Can somebody help me?
Best Answer
Suppose that $R/I$ is a flat $R$-module. Then, I claim that $R \to R/I$ must be a localization.
Indeed, define $S$ to be $\{s \in R\mid \exists t \in R \, (st-1) \in I\}$. Then, clearly, there is an induced surjective ring homomorphism $\varphi:S^{-1}R \to R/I$.
To show that $\varphi:S^{-1}R \to R/I$ is also injective, suppose that $\varphi(\frac{a}{s})=0$. This means that for some $t \in R$, $(st-1) \in I$ and $at \in I$. Now, showing that $a$ must annihilate at least one element of $S$ is where we need to use flatness.

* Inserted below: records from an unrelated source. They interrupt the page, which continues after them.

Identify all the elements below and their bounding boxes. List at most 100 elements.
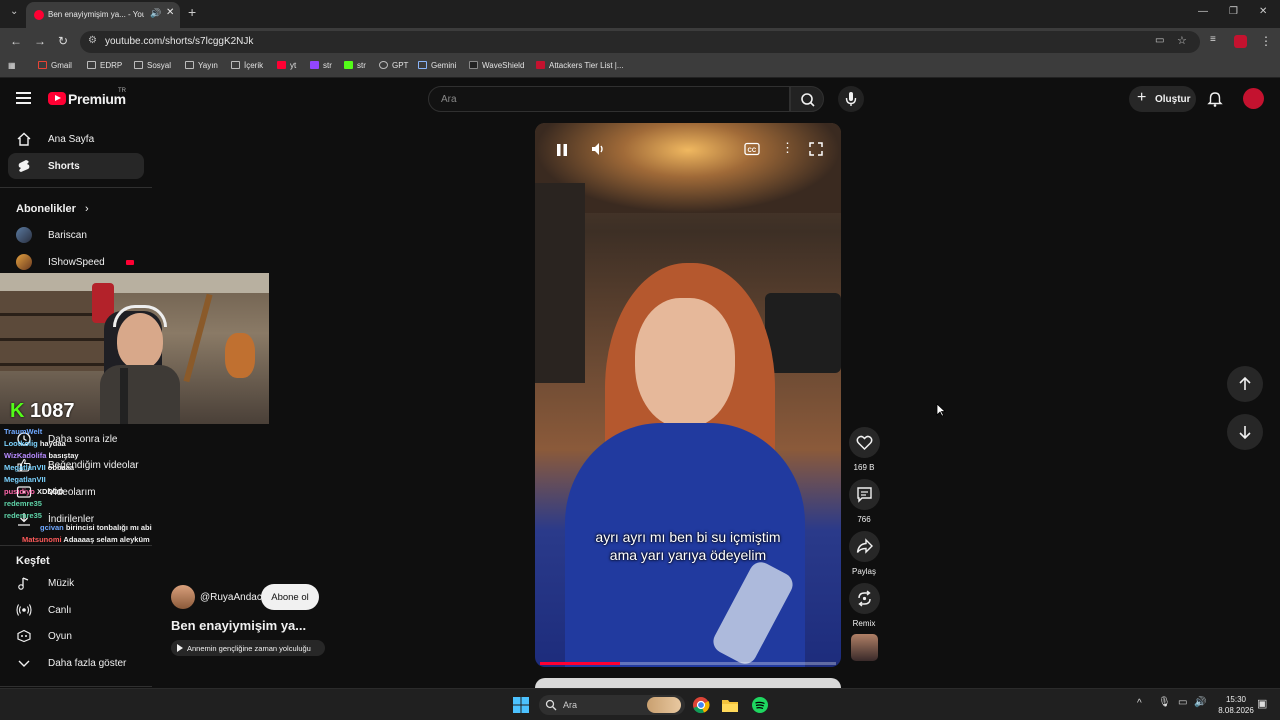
- channel-avatar[interactable]: [171, 585, 195, 609]
- next-short-button[interactable]: [1227, 414, 1263, 450]
- cast-icon[interactable]: ▭: [1155, 35, 1164, 46]
- address-bar[interactable]: ⚙ youtube.com/shorts/s7lcggK2NJk ▭ ☆: [80, 31, 1200, 53]
- captions-icon[interactable]: CC: [744, 142, 760, 156]
- bookmark-yayin[interactable]: Yayın: [185, 61, 218, 70]
- gmail-icon: [38, 61, 47, 69]
- subscription-bariscan[interactable]: Bariscan: [8, 222, 144, 248]
- account-avatar[interactable]: [1243, 88, 1264, 109]
- sidebar-divider: [0, 686, 152, 687]
- speaker-icon[interactable]: 🔊: [1194, 697, 1206, 708]
- bookmark-label: yt: [290, 61, 297, 70]
- sidebar-item-music[interactable]: Müzik: [8, 570, 144, 596]
- previous-short-button[interactable]: [1227, 366, 1263, 402]
- microphone-tray-icon[interactable]: 🎙: [1158, 697, 1171, 708]
- pause-icon[interactable]: [555, 142, 569, 158]
- file-explorer-icon[interactable]: [721, 697, 739, 713]
- voice-search-button[interactable]: [838, 86, 864, 112]
- subscribe-button[interactable]: Abone ol: [261, 584, 319, 610]
- subscriptions-heading[interactable]: Abonelikler ›: [16, 203, 89, 215]
- remix-button[interactable]: [849, 583, 880, 614]
- bookmark-yt[interactable]: yt: [277, 61, 296, 70]
- forward-button[interactable]: →: [34, 34, 46, 48]
- comments-button[interactable]: [849, 479, 880, 510]
- bookmark-label: str: [323, 61, 332, 70]
- bookmark-waveshield[interactable]: WaveShield: [469, 61, 524, 70]
- create-label: Oluştur: [1155, 94, 1191, 105]
- bookmark-sosyal[interactable]: Sosyal: [134, 61, 171, 70]
- bookmark-star-icon[interactable]: ☆: [1177, 34, 1187, 47]
- bookmark-label: Sosyal: [147, 61, 172, 70]
- subscription-ishowspeed[interactable]: IShowSpeed: [8, 249, 144, 275]
- taskbar-clock[interactable]: 15:30 8.08.2026: [1214, 694, 1258, 716]
- windows-start-icon[interactable]: [513, 697, 529, 713]
- share-button[interactable]: [849, 531, 880, 562]
- bookmark-gemini[interactable]: Gemini: [418, 61, 456, 70]
- profile-icon[interactable]: [1234, 35, 1247, 48]
- sidebar-item-home[interactable]: Ana Sayfa: [8, 126, 144, 152]
- sidebar-divider: [0, 187, 152, 188]
- notification-center-icon[interactable]: ▣: [1257, 697, 1267, 710]
- close-tab-icon[interactable]: ✕: [166, 7, 174, 18]
- reload-button[interactable]: ↻: [58, 34, 68, 48]
- bookmark-icerik[interactable]: İçerik: [231, 61, 263, 70]
- folder-icon: [185, 61, 194, 69]
- more-options-icon[interactable]: ⋮: [781, 140, 794, 156]
- taskbar-search[interactable]: Ara: [539, 695, 685, 715]
- browser-menu-icon[interactable]: ⋮: [1260, 34, 1272, 48]
- notifications-bell-icon[interactable]: [1206, 90, 1224, 108]
- reading-list-icon[interactable]: ≡: [1210, 34, 1216, 45]
- folder-icon: [231, 61, 240, 69]
- sidebar-item-shorts[interactable]: Shorts: [8, 153, 144, 179]
- minimize-button[interactable]: —: [1198, 6, 1208, 17]
- restore-button[interactable]: ❐: [1229, 6, 1238, 17]
- channel-name[interactable]: @RuyaAndac: [200, 592, 262, 603]
- chat-text: obbaaa: [47, 463, 75, 472]
- search-input[interactable]: Ara: [428, 86, 790, 112]
- chat-text: XDDDD: [36, 487, 64, 496]
- close-window-button[interactable]: ✕: [1259, 6, 1267, 17]
- spotify-icon[interactable]: [751, 696, 769, 714]
- sidebar-item-show-more[interactable]: Daha fazla göster: [8, 650, 144, 676]
- volume-icon[interactable]: [590, 141, 606, 157]
- browser-tab-bar: ⌄ Ben enayiymişim ya... - You 🔊 ✕ + — ❐ …: [0, 0, 1280, 28]
- video-title[interactable]: Ben enayiymişim ya...: [171, 618, 306, 633]
- chrome-icon[interactable]: [692, 696, 710, 714]
- bookmark-edrp[interactable]: EDRP: [87, 61, 122, 70]
- search-button[interactable]: [790, 86, 824, 112]
- share-icon: [856, 538, 873, 554]
- bookmark-gmail[interactable]: Gmail: [38, 61, 72, 70]
- chat-message: Lootkolig haydaa: [4, 439, 66, 448]
- woman-face: [635, 298, 735, 428]
- heart-icon: [856, 435, 873, 451]
- sidebar-item-live[interactable]: Canlı: [8, 597, 144, 623]
- back-button[interactable]: ←: [10, 34, 22, 48]
- playlist-chip[interactable]: Annemin gençliğine zaman yolculuğu: [171, 640, 325, 656]
- subscribe-label: Abone ol: [271, 592, 309, 603]
- site-info-icon[interactable]: ⚙: [88, 35, 97, 46]
- chevron-up-icon[interactable]: ^: [1137, 698, 1142, 709]
- shorts-video-player[interactable]: CC ⋮ ayrı ayrı mı ben bi su içmiştim ama…: [535, 123, 841, 667]
- network-icon[interactable]: ▭: [1178, 697, 1187, 708]
- microphone-icon: [845, 92, 857, 106]
- fullscreen-icon[interactable]: [809, 142, 823, 156]
- create-button[interactable]: + Oluştur: [1129, 86, 1196, 112]
- hamburger-menu-icon[interactable]: [16, 92, 31, 104]
- bookmark-attackers-tier-list[interactable]: Attackers Tier List |...: [536, 61, 624, 70]
- sidebar-item-label: Daha fazla göster: [48, 658, 127, 669]
- tab-list-icon[interactable]: ⌄: [10, 6, 18, 17]
- sidebar-item-gaming[interactable]: Oyun: [8, 623, 144, 649]
- video-progress-bar[interactable]: [540, 662, 836, 665]
- bookmark-label: Gemini: [431, 61, 457, 70]
- sound-thumbnail[interactable]: [851, 634, 878, 661]
- bookmarks-bar: ▦ Gmail EDRP Sosyal Yayın İçerik yt str …: [0, 56, 1280, 78]
- new-tab-button[interactable]: +: [188, 4, 196, 20]
- like-button[interactable]: [849, 427, 880, 458]
- apps-grid-icon[interactable]: ▦: [8, 61, 16, 70]
- audio-playing-icon[interactable]: 🔊: [150, 8, 161, 19]
- bookmark-gpt[interactable]: GPT: [379, 61, 408, 70]
- arrow-down-icon: [1239, 426, 1251, 440]
- bookmark-str-kick[interactable]: str: [344, 61, 366, 70]
- browser-tab-active[interactable]: Ben enayiymişim ya... - You 🔊 ✕: [26, 2, 180, 28]
- bookmark-str-twitch[interactable]: str: [310, 61, 332, 70]
- home-icon: [17, 132, 31, 146]
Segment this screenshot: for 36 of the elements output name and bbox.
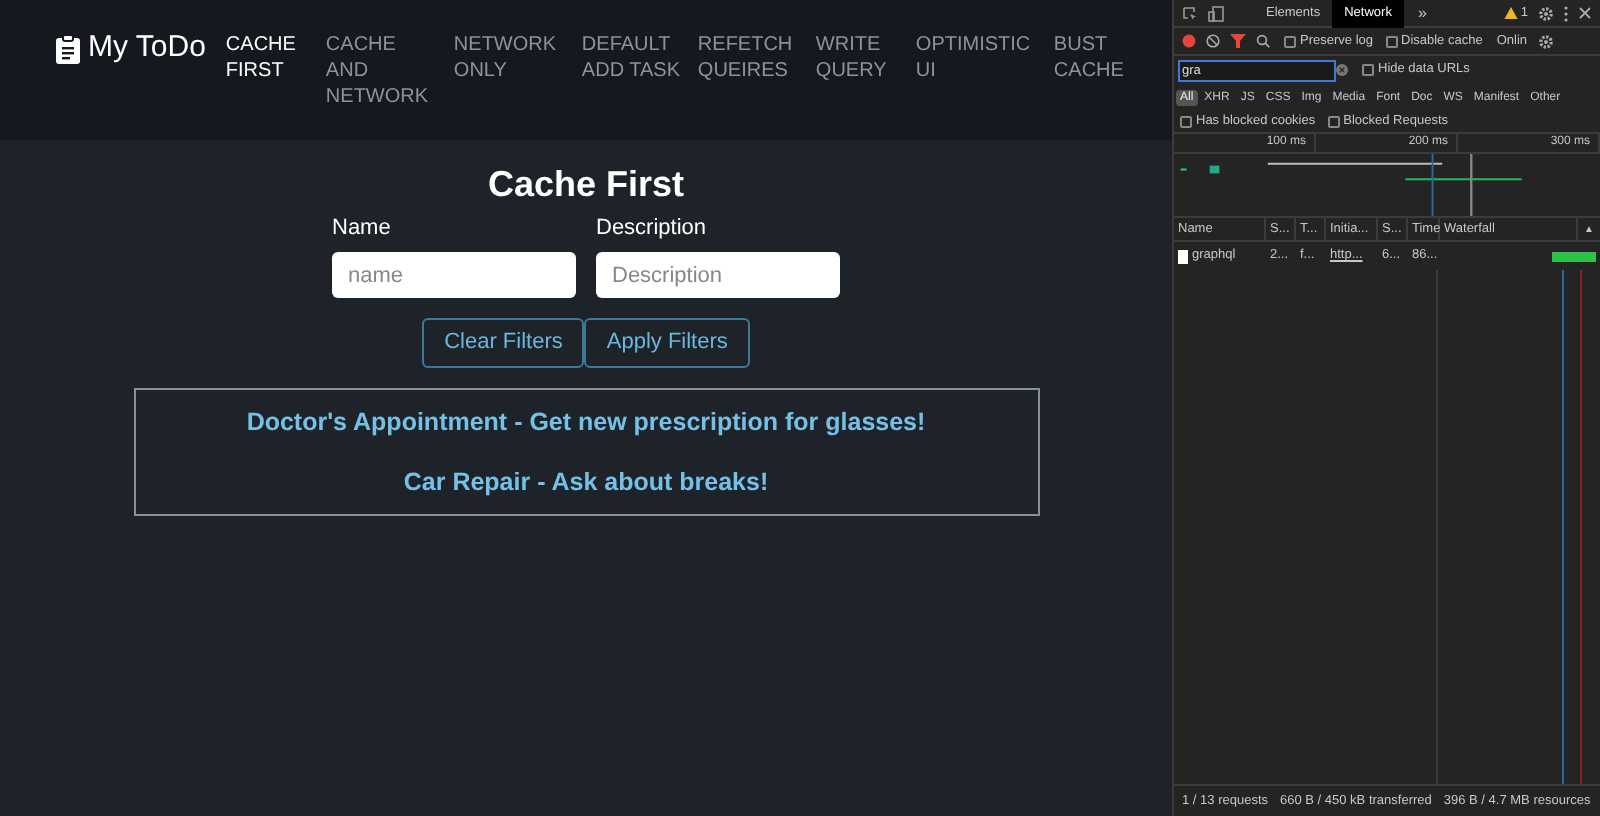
field-label: Name [332, 216, 393, 242]
clipboard-icon [56, 33, 80, 63]
search-icon[interactable] [1256, 34, 1270, 48]
nav-link[interactable]: CACHE FIRST [225, 32, 326, 110]
nav-link[interactable]: CACHE AND NETWORK [325, 32, 454, 110]
checkbox[interactable] [1327, 115, 1340, 127]
checkbox[interactable] [1362, 64, 1374, 76]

Since $R/I$ is a flat $R$-module, for any ideal $J$ of $R$, $I \cap J=IJ$. In particular, $at \in I \cap aR$, hence $at \in I(aR)=aI$. This means that $at=ai$ for some $i \in I$. Since $(t-i)s-1=(st-1)-is \in I$, $(t-i) \in S$. Also, $a(t-i)=at-ai=0$, so $a$ annihilates at least one element of $S$. This means that $\frac{a}{s}=0 \in S^{-1}R$. Hence, $\varphi$ is also injective, and so it is an isomorphism.
Conversely, any localization of $R$ is a flat $R$-module. Hence, a quotient of $R$ is a flat $R$-module if and only if it is a localization of $R$.